Put it on a few times and see if you agree.
New on the Shelves
Sony's Legacy label has a treat for fans of Electric Light Orchestra. Four of the band's classic albums have been digitally remastered by ELO singer-songwriter Jeff Lynne and released with bonus tracks from the original album sessions. Eldorado (1974), Discovery (1979), Time (1981) and Secret Messages (1983) all have received the polishing treatment, and feature restored album artwork, additional archival photos and new track-by-track notes from Lynne. These albums featured hits like "Can't Get it Out of My Head," "Rock 'N' Roll Is King," "Four Little Diamonds," "Don't Bring Me Down," "Hold on Tight," and more.
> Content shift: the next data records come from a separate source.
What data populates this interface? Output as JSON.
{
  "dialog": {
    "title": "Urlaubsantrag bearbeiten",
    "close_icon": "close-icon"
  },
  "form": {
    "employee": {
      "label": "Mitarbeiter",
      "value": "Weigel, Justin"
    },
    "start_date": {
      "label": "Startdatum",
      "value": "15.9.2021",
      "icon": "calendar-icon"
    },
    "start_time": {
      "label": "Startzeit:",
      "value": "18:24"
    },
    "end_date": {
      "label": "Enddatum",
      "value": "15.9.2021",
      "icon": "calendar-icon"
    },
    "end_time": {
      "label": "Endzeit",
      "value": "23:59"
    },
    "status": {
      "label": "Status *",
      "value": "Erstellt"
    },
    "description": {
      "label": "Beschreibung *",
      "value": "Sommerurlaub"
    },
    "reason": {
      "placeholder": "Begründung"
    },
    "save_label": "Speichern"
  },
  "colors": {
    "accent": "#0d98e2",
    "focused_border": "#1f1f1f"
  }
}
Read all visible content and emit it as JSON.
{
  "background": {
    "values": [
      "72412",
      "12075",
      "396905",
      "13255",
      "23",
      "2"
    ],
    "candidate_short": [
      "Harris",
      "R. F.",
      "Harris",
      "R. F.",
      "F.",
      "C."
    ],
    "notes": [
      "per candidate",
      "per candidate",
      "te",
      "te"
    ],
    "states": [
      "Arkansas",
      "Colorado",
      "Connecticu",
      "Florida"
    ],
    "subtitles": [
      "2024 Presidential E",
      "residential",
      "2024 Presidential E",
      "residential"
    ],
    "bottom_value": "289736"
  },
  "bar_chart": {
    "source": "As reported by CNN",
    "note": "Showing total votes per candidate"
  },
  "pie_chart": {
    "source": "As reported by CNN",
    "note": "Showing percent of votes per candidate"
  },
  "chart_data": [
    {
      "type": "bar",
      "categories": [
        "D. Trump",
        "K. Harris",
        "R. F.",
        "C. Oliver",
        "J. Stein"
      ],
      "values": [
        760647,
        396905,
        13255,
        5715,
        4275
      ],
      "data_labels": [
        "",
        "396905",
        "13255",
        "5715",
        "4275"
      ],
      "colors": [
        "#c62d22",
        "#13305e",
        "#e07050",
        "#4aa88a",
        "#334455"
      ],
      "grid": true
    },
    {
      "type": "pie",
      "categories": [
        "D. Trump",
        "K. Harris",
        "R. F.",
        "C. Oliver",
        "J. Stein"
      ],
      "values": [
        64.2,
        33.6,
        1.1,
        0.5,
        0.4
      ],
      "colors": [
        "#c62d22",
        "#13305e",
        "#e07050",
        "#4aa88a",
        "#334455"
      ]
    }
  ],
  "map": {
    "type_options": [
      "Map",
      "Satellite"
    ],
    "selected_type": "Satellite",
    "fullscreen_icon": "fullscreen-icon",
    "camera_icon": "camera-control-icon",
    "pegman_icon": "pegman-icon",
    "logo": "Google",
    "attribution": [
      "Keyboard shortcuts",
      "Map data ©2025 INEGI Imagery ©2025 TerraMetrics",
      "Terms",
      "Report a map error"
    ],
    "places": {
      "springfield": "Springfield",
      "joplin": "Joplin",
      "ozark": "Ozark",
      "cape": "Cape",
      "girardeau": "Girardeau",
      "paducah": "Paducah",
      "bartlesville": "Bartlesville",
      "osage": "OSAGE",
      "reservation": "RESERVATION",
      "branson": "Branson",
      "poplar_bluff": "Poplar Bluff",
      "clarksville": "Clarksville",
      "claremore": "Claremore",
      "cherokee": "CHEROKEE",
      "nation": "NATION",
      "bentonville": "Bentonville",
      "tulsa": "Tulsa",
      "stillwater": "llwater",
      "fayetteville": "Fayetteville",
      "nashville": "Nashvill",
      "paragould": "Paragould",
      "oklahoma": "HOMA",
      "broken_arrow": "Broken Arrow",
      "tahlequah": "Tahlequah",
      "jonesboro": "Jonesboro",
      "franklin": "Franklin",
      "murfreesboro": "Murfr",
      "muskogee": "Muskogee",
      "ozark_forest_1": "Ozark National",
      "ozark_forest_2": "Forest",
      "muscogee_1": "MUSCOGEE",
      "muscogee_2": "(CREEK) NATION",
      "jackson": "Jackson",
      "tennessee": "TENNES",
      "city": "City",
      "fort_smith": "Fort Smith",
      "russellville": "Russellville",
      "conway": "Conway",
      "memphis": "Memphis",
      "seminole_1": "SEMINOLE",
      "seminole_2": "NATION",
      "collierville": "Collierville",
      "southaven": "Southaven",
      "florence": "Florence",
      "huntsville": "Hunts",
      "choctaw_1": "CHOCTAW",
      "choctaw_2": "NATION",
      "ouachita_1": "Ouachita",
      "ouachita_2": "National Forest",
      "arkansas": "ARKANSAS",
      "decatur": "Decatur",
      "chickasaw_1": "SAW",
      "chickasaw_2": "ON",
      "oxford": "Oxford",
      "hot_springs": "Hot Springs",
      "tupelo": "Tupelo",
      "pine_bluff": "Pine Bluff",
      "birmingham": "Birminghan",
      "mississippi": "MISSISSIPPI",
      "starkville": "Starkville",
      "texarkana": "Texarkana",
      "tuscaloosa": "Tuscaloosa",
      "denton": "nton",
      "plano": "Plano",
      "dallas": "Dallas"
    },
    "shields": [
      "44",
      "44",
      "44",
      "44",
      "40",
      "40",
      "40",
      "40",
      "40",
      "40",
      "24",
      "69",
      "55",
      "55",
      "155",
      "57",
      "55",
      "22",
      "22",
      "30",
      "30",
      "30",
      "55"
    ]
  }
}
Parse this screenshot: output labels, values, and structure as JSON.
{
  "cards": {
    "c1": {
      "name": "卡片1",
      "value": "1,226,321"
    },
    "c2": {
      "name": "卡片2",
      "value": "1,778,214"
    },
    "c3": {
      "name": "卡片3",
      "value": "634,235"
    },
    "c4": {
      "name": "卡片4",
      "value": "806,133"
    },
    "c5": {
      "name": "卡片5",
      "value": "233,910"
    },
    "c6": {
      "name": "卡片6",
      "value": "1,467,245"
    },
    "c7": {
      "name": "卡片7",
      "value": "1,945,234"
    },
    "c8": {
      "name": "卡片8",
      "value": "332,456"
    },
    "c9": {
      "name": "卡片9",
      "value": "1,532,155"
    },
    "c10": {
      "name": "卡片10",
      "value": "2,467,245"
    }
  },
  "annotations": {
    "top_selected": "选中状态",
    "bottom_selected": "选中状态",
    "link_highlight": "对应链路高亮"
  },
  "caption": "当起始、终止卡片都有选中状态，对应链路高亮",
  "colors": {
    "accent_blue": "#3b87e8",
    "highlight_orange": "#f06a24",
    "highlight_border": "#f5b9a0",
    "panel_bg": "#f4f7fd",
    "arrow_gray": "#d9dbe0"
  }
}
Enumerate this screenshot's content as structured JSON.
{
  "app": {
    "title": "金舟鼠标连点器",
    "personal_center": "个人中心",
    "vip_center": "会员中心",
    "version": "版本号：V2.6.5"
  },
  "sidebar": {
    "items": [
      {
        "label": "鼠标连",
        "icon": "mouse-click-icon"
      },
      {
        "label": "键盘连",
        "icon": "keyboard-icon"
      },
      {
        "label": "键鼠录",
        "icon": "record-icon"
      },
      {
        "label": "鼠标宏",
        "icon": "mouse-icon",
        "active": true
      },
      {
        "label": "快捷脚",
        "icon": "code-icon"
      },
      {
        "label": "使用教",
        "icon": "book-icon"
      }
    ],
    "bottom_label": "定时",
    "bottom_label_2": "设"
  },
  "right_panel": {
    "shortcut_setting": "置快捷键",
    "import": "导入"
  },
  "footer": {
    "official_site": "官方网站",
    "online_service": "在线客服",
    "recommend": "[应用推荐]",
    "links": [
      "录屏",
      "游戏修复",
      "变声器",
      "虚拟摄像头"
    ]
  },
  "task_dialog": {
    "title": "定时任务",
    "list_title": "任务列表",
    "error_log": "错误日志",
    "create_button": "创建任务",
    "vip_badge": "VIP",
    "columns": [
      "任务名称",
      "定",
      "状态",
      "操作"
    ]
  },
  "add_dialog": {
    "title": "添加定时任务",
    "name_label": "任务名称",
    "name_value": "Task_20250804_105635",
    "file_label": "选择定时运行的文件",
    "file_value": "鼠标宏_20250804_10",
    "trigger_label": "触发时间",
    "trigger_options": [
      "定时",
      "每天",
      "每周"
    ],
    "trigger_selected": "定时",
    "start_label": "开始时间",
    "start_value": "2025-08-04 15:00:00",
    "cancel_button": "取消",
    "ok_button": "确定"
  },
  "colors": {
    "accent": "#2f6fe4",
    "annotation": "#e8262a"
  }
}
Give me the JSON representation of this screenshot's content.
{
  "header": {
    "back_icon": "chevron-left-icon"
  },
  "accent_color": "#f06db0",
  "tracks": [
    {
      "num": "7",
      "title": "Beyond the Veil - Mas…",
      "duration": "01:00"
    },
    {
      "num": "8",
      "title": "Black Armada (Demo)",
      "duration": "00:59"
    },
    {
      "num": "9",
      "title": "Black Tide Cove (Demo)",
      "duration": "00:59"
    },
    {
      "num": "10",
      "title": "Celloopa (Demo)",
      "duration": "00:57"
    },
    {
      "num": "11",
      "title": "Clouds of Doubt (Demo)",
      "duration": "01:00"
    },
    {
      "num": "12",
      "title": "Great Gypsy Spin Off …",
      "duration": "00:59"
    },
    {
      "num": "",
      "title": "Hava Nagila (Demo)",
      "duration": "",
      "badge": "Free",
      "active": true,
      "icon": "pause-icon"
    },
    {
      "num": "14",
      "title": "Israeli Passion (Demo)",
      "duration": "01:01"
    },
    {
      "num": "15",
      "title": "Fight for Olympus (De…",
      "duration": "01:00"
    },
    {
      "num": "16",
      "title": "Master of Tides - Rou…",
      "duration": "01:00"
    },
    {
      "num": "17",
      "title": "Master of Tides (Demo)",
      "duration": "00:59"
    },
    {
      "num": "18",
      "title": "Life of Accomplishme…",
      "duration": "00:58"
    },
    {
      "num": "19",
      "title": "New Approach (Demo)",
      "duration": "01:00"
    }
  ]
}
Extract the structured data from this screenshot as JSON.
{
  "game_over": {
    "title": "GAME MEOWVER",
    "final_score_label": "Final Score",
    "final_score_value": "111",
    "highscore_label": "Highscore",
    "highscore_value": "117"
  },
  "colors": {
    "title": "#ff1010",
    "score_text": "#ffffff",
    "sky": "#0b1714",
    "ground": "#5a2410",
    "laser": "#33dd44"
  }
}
Each features two-three bonus tracks that were left on the cutting room floor during the album recording sessions…
The Rhino label has paired up with Warner Bros. to release a two-disc anthology of funkmeister Bootsy Collins. As a member of of Funkadelic and Parliament in the '70s, and as the leader of his own Rubber Band, Collins served as a huge influence on Prince, The Time and the other funk acts of the '80s. The Bootsy Collins Anthology features 35 songs covering the work of Bootsy and his Rubber Band from 1976-1982. Rhino also has a gift for folk fans. Washington Square Memoirs: The Great Urban Folk Boom 1950-1970 is a three-CD box set with 72 songs from the likes of Woody Guthrie, The Weavers, Odetta, Pete Seeger, Hoyt Axton, Bob Dylan, Joan Baez, John Denver, Gordon Lightfoot, Judy Collins, Arlo Guthrie and many more.
If you're looking for more exotic music, American/Legacy has released The Final Studio Recordings, a double-CD set of previously unreleased material by vocalist Nusrat Fateh Ali Khan. The singer was famous for his interpretations of the mystical, devotional singing known as Qawwali, a component of Islamic Sufism. He was noted during his short life (he died at age 49 in 1997) as inspiring and collaborating with Michael Brooks, Peter Gabriel, Joan Osborne and Pearl Jam's Eddie Vedder.
The label is also releasing the self-titled U.S. debut album of Nusrat's nephew, Rahat Nusrat Fateh Ali Khan. Rahat was chosen by his famous uncle to assume the mantle of Qawwali singing from him and has, since his uncle's death, toured the world bringing the complex vocal form to the ears of thousands.